WebRTC echo cancellation sample rate seems limited to 32000Hz
Summary
I am developing a user space daemon that maintains echo cancellation between a master source and sink, and that among other things dynamically unloads and re-applies the echo cancellation when the available sources or sinks change.
As far as I am concerned, echo cancellation can kick in as soon as a source device becomes available, for example when I plug in a headset.
Or, even more boldly, if there is no source device, the daemon supports creating a null source and using that as echo cancellation source master, which has the benefit that the fallback sink and source always have the same name (the daemon sets the virtual source and sink created by the echo cancellation as defaults).
What I most decidedly do not want anymore is to e.g. start a game that has voice chat and then discover that it is not using the virtual echo cancellation devices because it "remembered" the physical devices, so that I have to tab out of the game to move its streams to the echo-cancellation source and sink with pavucontrol
.
Which is not even possible if the game has hold-key-to-speak voice chat, because the recording stream only exists while the key is held down, and pavucontrol
drops streams from its UI immediately when they close. (Might warrant a feature request for pavucontrol
to make closed streams linger in the UI for a few seconds.)
Point being, my filthy smartphone has reliable automagic echo cancellation, and I am disinclined to settle for anything less with my FOSS desktop.
The problem with the "echo-cancellation-always-on" approach is that it degrades sink quality no matter whether I use webrtc
or speex
or adrian
. In particular, speex
and adrian
create a virtual single-channel sink, so everything is downmixed to mono, which won't do.
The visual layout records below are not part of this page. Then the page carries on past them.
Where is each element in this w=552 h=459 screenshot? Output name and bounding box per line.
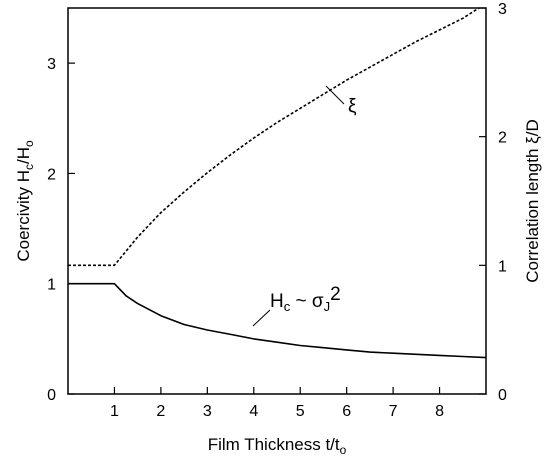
xi-annotation: ξ — [348, 96, 357, 117]
ticks: 1 2 3 4 5 6 7 8 0 1 2 3 0 1 2 3 — [47, 1, 507, 420]
y-axis-left-title-mid: /H — [14, 147, 33, 164]
x-tick-label: 1 — [110, 403, 119, 420]
hc-annotation-sub-j: J — [324, 299, 331, 314]
y-left-tick-label: 1 — [47, 277, 56, 294]
x-axis-title: Film Thickness t/to — [208, 435, 347, 457]
x-tick-label: 6 — [342, 403, 351, 420]
x-tick-label: 5 — [296, 403, 305, 420]
hc-annotation-main: H — [270, 291, 284, 312]
hc-annotation: Hc ~ σJ2 — [270, 284, 341, 314]
y-left-tick-label: 3 — [47, 56, 56, 73]
plot-frame — [67, 7, 487, 395]
y-right-tick-label: 0 — [498, 387, 507, 404]
y-left-tick-label: 0 — [47, 387, 56, 404]
y-right-tick-label: 2 — [498, 130, 507, 147]
y-axis-left-title-main: Coercivity H — [14, 170, 33, 262]
hc-annotation-sub-c: c — [284, 299, 291, 314]
y-axis-left-title-sub2: o — [22, 140, 36, 147]
hc-leader-line — [252, 309, 271, 327]
hc-annotation-pow: 2 — [330, 284, 341, 305]
x-tick-label: 3 — [203, 403, 212, 420]
x-axis-title-sub: o — [340, 443, 347, 457]
xi-series-line — [68, 7, 480, 267]
x-axis-title-main: Film Thickness t/t — [208, 435, 340, 454]
hc-annotation-tilde: ~ σ — [290, 291, 324, 312]
hc-series-line — [68, 282, 487, 359]
y-left-tick-label: 2 — [47, 166, 56, 183]
y-axis-left-title: Coercivity Hc/Ho — [14, 140, 36, 262]
y-axis-left-title-sub1: c — [22, 164, 36, 170]
x-tick-label: 8 — [435, 403, 444, 420]
x-tick-label: 4 — [249, 403, 258, 420]
x-tick-label: 7 — [389, 403, 398, 420]
xi-leader-line — [325, 85, 345, 105]
y-axis-right-title: Correlation length ξ/D — [523, 119, 542, 283]
y-right-tick-label: 1 — [498, 258, 507, 275]
y-right-tick-label: 3 — [498, 1, 507, 18]
x-tick-label: 2 — [156, 403, 165, 420]
series-layer — [68, 7, 487, 359]
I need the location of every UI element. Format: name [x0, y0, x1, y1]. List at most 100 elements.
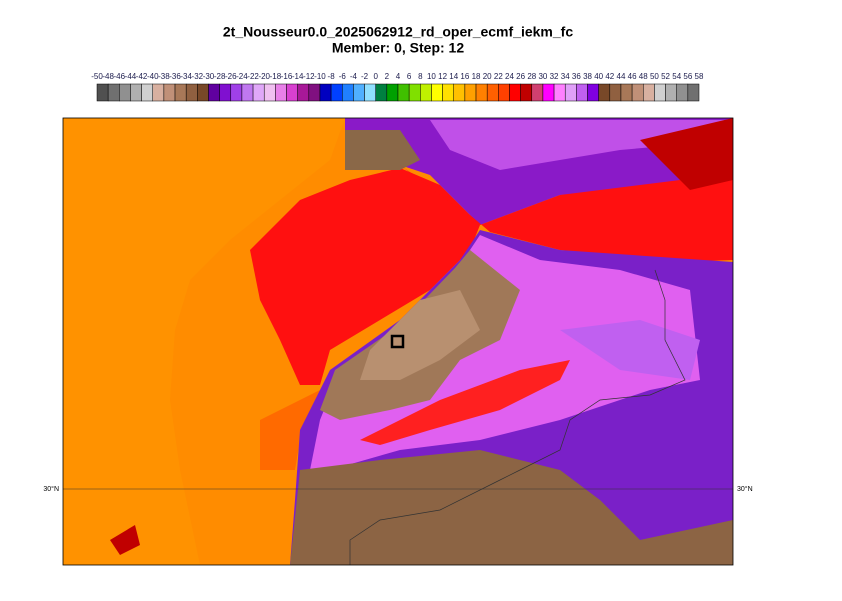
map: 30°N 30°N: [43, 117, 753, 566]
colorbar-label: 24: [505, 72, 514, 81]
lat-label: 30°N: [43, 485, 59, 493]
colorbar-label: 8: [418, 72, 423, 81]
colorbar-label: 50: [650, 72, 659, 81]
colorbar-label: 16: [460, 72, 469, 81]
colorbar: -50 -48 -46 -44 -42 -40 -38 -36 -34 -32 -30 -28 -26-…: [91, 72, 704, 102]
colorbar-swatch: [475, 83, 488, 102]
colorbar-label: 20: [483, 72, 492, 81]
colorbar-label: 34: [561, 72, 570, 81]
colorbar-swatch: [431, 83, 443, 102]
colorbar-swatch: [163, 83, 176, 102]
colorbar-swatch: [687, 83, 700, 102]
land-north-pink: [430, 120, 733, 170]
colorbar-label: 4: [396, 72, 401, 81]
land-north-brown: [345, 130, 420, 170]
colorbar-label: 48: [639, 72, 648, 81]
land-pink: [310, 235, 700, 470]
colorbar-swatch: [208, 83, 220, 102]
colorbar-swatch: [219, 83, 232, 102]
colorbar-label: -12: [303, 72, 315, 81]
subtitle: Member: 0, Step: 12: [332, 40, 464, 56]
colorbar-label: -50: [91, 72, 103, 81]
warm-coastal-sea: [250, 168, 480, 385]
colorbar-swatch: [397, 83, 410, 102]
colorbar-swatch: [420, 83, 432, 102]
colorbar-swatch: [119, 83, 131, 102]
colorbar-label: 58: [695, 72, 704, 81]
colorbar-swatch: [620, 83, 633, 102]
colorbar-label: -46: [114, 72, 126, 81]
colorbar-label: -24: [236, 72, 248, 81]
colorbar-swatch: [96, 83, 109, 102]
colorbar-swatch: [676, 83, 689, 102]
colorbar-label: 0: [373, 72, 378, 81]
colorbar-swatch: [564, 83, 577, 102]
colorbar-swatch: [174, 83, 187, 102]
colorbar-label: -10: [314, 72, 326, 81]
colorbar-swatch: [520, 83, 533, 102]
colorbar-label: -34: [180, 72, 192, 81]
colorbar-swatch: [375, 83, 388, 102]
colorbar-label: 30: [538, 72, 547, 81]
colorbar-swatch: [342, 83, 354, 102]
colorbar-label: -2: [361, 72, 369, 81]
colorbar-label: 12: [438, 72, 447, 81]
colorbar-label: -36: [169, 72, 181, 81]
colorbar-label: -4: [350, 72, 358, 81]
colorbar-swatch: [386, 83, 399, 102]
colorbar-swatch: [442, 83, 454, 102]
colorbar-swatch: [542, 83, 555, 102]
colorbar-swatch: [263, 83, 276, 102]
colorbar-label: -30: [203, 72, 215, 81]
colorbar-swatch: [364, 83, 376, 102]
colorbar-label: 14: [449, 72, 458, 81]
colorbar-swatch: [486, 83, 499, 102]
colorbar-label: 32: [550, 72, 559, 81]
colorbar-label: -18: [270, 72, 282, 81]
ocean-open: [63, 118, 345, 565]
colorbar-label: -6: [339, 72, 347, 81]
colorbar-label: -22: [247, 72, 259, 81]
colorbar-swatch: [576, 83, 588, 102]
colorbar-label: 42: [605, 72, 614, 81]
colorbar-label: -42: [136, 72, 148, 81]
colorbar-swatch: [152, 83, 165, 102]
colorbar-label: -28: [214, 72, 226, 81]
colorbar-label: 44: [617, 72, 626, 81]
sea-hot: [640, 118, 733, 190]
colorbar-swatch: [408, 83, 421, 102]
colorbar-label: 10: [427, 72, 436, 81]
colorbar-label: 38: [583, 72, 592, 81]
colorbar-swatch: [643, 83, 655, 102]
colorbar-label: 28: [527, 72, 536, 81]
colorbar-label: 52: [661, 72, 670, 81]
hot-band: [360, 360, 570, 445]
colorbar-label: 56: [683, 72, 692, 81]
colorbar-swatch: [631, 83, 644, 102]
colorbar-swatch: [353, 83, 365, 102]
colorbar-swatch: [509, 83, 521, 102]
border: [349, 269, 686, 565]
lat-label: 30°N: [737, 485, 753, 493]
colorbar-swatch: [252, 83, 265, 102]
colorbar-swatch: [330, 83, 343, 102]
sea-mediterranean: [400, 150, 733, 262]
colorbar-swatch: [453, 83, 466, 102]
plateau-light: [360, 290, 480, 380]
colorbar-label: -40: [147, 72, 159, 81]
land-desert: [290, 450, 733, 565]
colorbar-swatch: [464, 83, 477, 102]
colorbar-swatch: [230, 83, 243, 102]
colorbar-label: 36: [572, 72, 581, 81]
colorbar-swatch: [130, 83, 142, 102]
colorbar-label: -8: [328, 72, 336, 81]
colorbar-swatch: [197, 83, 209, 102]
colorbar-label: 6: [407, 72, 412, 81]
colorbar-swatch: [107, 83, 120, 102]
colorbar-label: 54: [672, 72, 681, 81]
colorbar-swatch: [609, 83, 622, 102]
colorbar-label: 18: [472, 72, 481, 81]
colorbar-label: 2: [385, 72, 390, 81]
colorbar-swatch: [308, 83, 321, 102]
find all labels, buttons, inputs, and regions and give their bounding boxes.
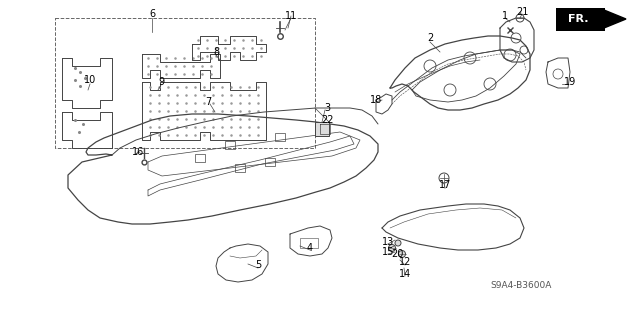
- Bar: [315, 122, 329, 136]
- Circle shape: [395, 240, 401, 246]
- Text: 20: 20: [391, 249, 403, 259]
- Text: 19: 19: [564, 77, 576, 87]
- Text: 5: 5: [255, 260, 261, 270]
- Text: 8: 8: [213, 47, 219, 57]
- Text: 11: 11: [285, 11, 297, 21]
- Text: 12: 12: [399, 257, 411, 267]
- Text: 7: 7: [205, 97, 211, 107]
- Text: 2: 2: [427, 33, 433, 43]
- Text: 6: 6: [149, 9, 155, 19]
- Bar: [300, 238, 318, 248]
- Text: 13: 13: [382, 237, 394, 247]
- Text: 4: 4: [307, 243, 313, 253]
- Text: FR.: FR.: [568, 14, 588, 24]
- Circle shape: [388, 244, 396, 251]
- Polygon shape: [604, 10, 626, 28]
- Bar: [265, 158, 275, 166]
- Text: 22: 22: [321, 115, 333, 125]
- Text: 17: 17: [439, 180, 451, 190]
- Text: 21: 21: [516, 7, 528, 17]
- Text: 15: 15: [382, 247, 394, 257]
- Text: 1: 1: [502, 11, 508, 21]
- Bar: [225, 141, 235, 149]
- Text: 3: 3: [324, 103, 330, 113]
- Text: S9A4-B3600A: S9A4-B3600A: [490, 280, 552, 290]
- Bar: [275, 133, 285, 141]
- Text: 14: 14: [399, 269, 411, 279]
- Bar: [235, 164, 245, 172]
- Text: 9: 9: [158, 77, 164, 87]
- Text: 10: 10: [84, 75, 96, 85]
- FancyBboxPatch shape: [556, 8, 605, 31]
- Text: 18: 18: [370, 95, 382, 105]
- Bar: [195, 154, 205, 162]
- Text: 16: 16: [132, 147, 144, 157]
- Circle shape: [399, 250, 406, 257]
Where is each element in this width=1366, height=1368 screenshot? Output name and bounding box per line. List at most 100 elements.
The most promising one is webrtc
. With use_master_format=1
it keeps all channels, but the best sample rate I can get is 32000Hz.
Here is an example.
Before applying echo cancellation:
[myuser@mysystem ~]$ pactl list short sinks
9 alsa_output.pci-0000_00_1b.0.analog-surround-50 module-alsa-card.c s16le 5ch 44100Hz RUNNING
[myuser@mysystem ~]$ pactl list short sources | grep -v ".monitor"
(no output)
Then a null source src_dummy
is created and the echo cancellation is applied as such (device descriptions omitted):
pactl load-module module-null-source source_name="src_dummy"
pactl load-module module-echo-cancel aec_method="webrtc" use_master_format=1 \
aec_args="analog_gain_control=0\\ digital_gain_control=1\\ experimental_agc=1\\ noise_suppression=1\\ voice_detection=1\\ extended_filter=1" \
source_master="src_dummy" source_name="src_main" \
sink_master="alsa_output.pci..." sink_name="sink_main"
Result:
[myuser@mysystem ~]$ pactl list short sinks
9 alsa_output.pci-0000_00_1b.0.analog-surround-50 module-alsa-card.c s16le 5ch 48000Hz RUNNING
19 sink_main module-echo-cancel.c float32le 5ch 32000Hz RUNNING
[myuser@mysystem ~]$ pactl list short sources | grep -v ".monitor"
39 src_dummy module-null-source.c s16le 2ch 44100Hz IDLE
40 src_main module-echo-cancel.c float32le 2ch 32000Hz SUSPENDED
Notice that the virtual echo cancellation sink sink_main
only has a sample rate of 32000 Hz, whereas the echo cancellation sink master above it has 48000 Hz. It is also audible.
(Looking at this I just now notice that the physical sink's sample rate has increased from 41000 Hz to 48000 Hz. What's up with that?)
Environment
PulseAudio 13.0, pulseaudio 13.0-3
, libpulse 13.0-3
Arch Linux, Linux mysystem 5.7.11-arch1-1 #1 SMP PREEMPT Wed, 29 Jul 2020 21:38:21 +0000 x86_64 GNU/Linux
GNOME Shell 3.36.4 (Wayland), gnome-desktop 1:3.36.4-1
, gnome-shell 1:3.36.4-1
, mutter 3.36.4-1
Steps to reproduce
Enable echo cancellation as described using a sink master having a sample rate greater than 32000 Hz.
What is the current bug behavior?
The echo cancellation module uses an insufficient sample rate, even though user_master_format=1
is specified as argument for module-echo-cancel
.
What is the expected correct behavior?
The echo cancellation uses the same number of channels and the same sample rate as the master sink.